4. FOCUS ON POSITIVE TRAINING/WATCH FOR BEHAVIOR ISSUES
Be consistent with training from the beginning, but keep it positive. “There should be no need for yelling or physical punishment,” says Collins. “Set yourself up as a leader by asking for good behavior when doing even the simplest things, like preparing to go outside or eat dinner.”
If you encounter any behavioral issues, consult a veterinarian. He or she can help identify if it’s related to an underlying health issue and, if not, may have good recommendations for local pet trainers or behaviorists who can help you resolve the issue.
One common problem you may be able to prevent early on is separation anxiety. Many new pet parents unknowingly encourage such behavior by adopting a pet over the weekend, spending every moment with the animal and then leaving the dog or cat locked up once their “normal” Monday-Friday schedule begins. You can help prevent this anxiety by leaving your new pet alone with a fun toy for a few minutes every day and gradually increasing their “alone time.” Begin this routine on the first day you bring your pet home.

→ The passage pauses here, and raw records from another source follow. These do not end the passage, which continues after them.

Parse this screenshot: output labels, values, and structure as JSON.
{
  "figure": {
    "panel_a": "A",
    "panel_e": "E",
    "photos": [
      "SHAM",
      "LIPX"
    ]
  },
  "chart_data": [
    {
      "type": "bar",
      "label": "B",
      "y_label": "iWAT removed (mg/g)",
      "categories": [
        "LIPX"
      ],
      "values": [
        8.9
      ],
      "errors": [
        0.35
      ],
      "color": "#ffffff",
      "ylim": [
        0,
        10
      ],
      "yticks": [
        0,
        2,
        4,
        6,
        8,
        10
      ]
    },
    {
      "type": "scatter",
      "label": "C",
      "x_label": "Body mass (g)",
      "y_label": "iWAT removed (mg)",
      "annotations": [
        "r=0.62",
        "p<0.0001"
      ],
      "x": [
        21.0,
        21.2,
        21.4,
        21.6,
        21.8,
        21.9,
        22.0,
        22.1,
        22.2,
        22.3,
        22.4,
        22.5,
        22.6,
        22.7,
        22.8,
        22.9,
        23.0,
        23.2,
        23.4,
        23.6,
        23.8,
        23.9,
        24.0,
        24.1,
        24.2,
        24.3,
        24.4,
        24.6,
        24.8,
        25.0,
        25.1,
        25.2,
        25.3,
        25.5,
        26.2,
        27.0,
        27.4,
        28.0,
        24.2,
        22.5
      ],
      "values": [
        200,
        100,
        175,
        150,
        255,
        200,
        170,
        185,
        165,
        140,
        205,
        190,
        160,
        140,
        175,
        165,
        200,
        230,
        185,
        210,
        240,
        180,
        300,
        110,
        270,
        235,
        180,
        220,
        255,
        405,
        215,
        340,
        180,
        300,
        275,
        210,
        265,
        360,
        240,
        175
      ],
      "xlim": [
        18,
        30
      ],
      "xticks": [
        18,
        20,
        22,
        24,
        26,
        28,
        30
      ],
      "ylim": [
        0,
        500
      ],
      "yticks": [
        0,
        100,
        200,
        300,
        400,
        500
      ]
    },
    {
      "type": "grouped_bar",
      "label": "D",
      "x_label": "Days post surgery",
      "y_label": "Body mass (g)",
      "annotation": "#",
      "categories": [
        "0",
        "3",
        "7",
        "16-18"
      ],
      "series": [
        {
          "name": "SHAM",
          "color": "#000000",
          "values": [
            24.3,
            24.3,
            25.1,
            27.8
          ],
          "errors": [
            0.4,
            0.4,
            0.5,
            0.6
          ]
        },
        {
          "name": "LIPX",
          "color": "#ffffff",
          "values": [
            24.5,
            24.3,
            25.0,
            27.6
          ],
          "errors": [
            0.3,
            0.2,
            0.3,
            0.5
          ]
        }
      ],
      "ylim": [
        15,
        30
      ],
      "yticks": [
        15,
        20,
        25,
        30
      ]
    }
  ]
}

5. MAKE A VETERINARIAN YOUR #1 HEALTH/CARE RESOURCE
In many ways the veterinarian will be your most trusted advisor and the person you'll rely on the most when you have questions. Need advice on dog or cat food? See your vet. Not sure if you should neuter or vaccinate your pet? See your vet. Is your pet vomiting or scratching? See your vet. Veterinarians have a wealth of knowledge and experience taking care of animals, and they truly care about the wellbeing of your pet. So be sure and visit on a regular basis — once a year for the annual checkup, at a minimum.